Glucose level in itself is a poor predictor of macrosomia. Other factors such as race, age, number of previous pregnancies, sex, and especially maternal weight, far outweigh glucose intolerance in determining birth weight. Birth weight and glucose are only correlated in babies over the 90th percentile for weight, which typically represents mothers with true diabetes who weren't diagnosed until pregnancy. In reality, they are Type II diabetics.
Late term ultrasound is also notoriously inaccurate as a measure of fetal weight. A one-time late term ultrasound has a standard error of measure of +/- 2 pounds, which means a fetal weight estimate of 8lbs could result in a baby being born anywhere between 6-10lbs.
Weight alone is also not a reliable predictor of true cephalopelvic disproportion or which babies will experience birth injuries, suffer shoulder dystocia or require operative vaginal birth. Too many variables factor into the equation, from head circumference and fetal position to maternal labor positions, interventions used, and pelvic dimensions. The only way proven to determine if a baby is "too big to fit" is a trial of labor.
Decide if screening is the right choice for your circumstances. If you are in a low-risk group, don't develop risk factors and are symptom-free during your pregnancy, then consider declining it. In the vast majority of cases, diet and exercise are the recommended treatments, so paying special attention to these factors can lower your risks of developing any complications.
Instead of submitting to the GCT, the typical screening tool, consider a Hemoglobin A1C: it's a simple blood test that gives a three-month measure of blood sugar levels. It provides more diagnostic information of the stability of blood sugar levels over time than the GCT or OGTT. If the levels have been abnormally high over the past three months of pregnancy, then the accuracy of a Gestational Diabetes diagnosis increases.
If diagnosed with GD, work with a nutritionist or dietician to regulate blood sugar levels. If within normal limits, then no increased risks of complications are present. A Biophysical Profile (BPP) and/or non-stress tests at the end of pregnancy may be recommended, but if the results are within normal limits, then induction or c-section are not warranted in most cases.
Mothers with gestational diabetes should still be allowed to labor and birth freely in their position of choice. Maintaing adequate nutrition during labor is also essential to maintain appropriate blood sugar levels in the mother and baby.

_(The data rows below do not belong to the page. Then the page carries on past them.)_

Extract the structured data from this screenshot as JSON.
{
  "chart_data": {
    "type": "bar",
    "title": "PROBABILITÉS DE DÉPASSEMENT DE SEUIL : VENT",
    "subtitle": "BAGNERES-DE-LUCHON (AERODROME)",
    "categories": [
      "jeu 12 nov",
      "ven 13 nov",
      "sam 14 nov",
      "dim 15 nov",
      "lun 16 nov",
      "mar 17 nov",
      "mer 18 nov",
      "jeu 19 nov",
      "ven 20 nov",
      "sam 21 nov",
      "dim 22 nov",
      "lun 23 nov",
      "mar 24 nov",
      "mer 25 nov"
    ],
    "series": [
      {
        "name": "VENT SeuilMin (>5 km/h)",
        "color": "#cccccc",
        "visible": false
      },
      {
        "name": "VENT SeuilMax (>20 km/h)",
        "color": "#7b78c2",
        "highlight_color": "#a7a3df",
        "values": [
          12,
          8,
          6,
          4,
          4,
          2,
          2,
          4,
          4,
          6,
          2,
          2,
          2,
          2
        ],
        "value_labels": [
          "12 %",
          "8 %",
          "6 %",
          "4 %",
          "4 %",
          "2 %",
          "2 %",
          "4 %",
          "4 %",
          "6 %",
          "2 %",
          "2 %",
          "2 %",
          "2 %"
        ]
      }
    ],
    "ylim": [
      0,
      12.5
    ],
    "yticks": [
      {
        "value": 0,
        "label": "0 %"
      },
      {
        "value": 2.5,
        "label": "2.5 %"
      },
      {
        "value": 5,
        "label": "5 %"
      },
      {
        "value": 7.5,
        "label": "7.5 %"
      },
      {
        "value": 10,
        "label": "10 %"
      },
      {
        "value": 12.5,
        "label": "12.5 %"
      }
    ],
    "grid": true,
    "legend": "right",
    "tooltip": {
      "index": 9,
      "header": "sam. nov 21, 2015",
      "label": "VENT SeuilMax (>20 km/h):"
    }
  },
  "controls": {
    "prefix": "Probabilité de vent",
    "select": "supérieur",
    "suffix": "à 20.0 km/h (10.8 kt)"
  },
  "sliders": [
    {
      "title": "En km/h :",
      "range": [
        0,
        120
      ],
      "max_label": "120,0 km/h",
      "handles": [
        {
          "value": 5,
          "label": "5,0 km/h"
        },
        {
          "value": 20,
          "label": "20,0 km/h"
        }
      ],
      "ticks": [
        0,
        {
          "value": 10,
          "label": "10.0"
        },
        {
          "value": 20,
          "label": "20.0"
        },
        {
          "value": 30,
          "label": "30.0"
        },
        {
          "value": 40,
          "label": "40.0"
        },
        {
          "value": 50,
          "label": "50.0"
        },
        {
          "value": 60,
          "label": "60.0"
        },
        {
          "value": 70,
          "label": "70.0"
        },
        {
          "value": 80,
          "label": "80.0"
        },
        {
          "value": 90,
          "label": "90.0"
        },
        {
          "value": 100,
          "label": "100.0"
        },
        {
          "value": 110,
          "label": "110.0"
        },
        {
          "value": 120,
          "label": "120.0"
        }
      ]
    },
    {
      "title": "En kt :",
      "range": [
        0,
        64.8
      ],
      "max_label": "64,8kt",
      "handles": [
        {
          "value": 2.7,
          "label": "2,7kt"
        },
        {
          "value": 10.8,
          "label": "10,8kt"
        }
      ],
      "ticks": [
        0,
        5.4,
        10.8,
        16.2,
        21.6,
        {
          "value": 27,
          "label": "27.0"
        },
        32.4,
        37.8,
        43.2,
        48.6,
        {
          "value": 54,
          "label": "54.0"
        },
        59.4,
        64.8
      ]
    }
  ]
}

Once the baby is born, nursing immediately will stabilize the baby's sugar. If a blood test is suggested, it should be performed after the baby has eaten. By depriving the baby of nutrition immediately after the birth will cause hypoglycemia and may result in overtreatment of the baby that could be avoided. Also, mild asymptomatic hypoglycemia isn't typically cause for undue concern. Monitoring the baby and its feeding patterns may be recommended for the first few hours after birth.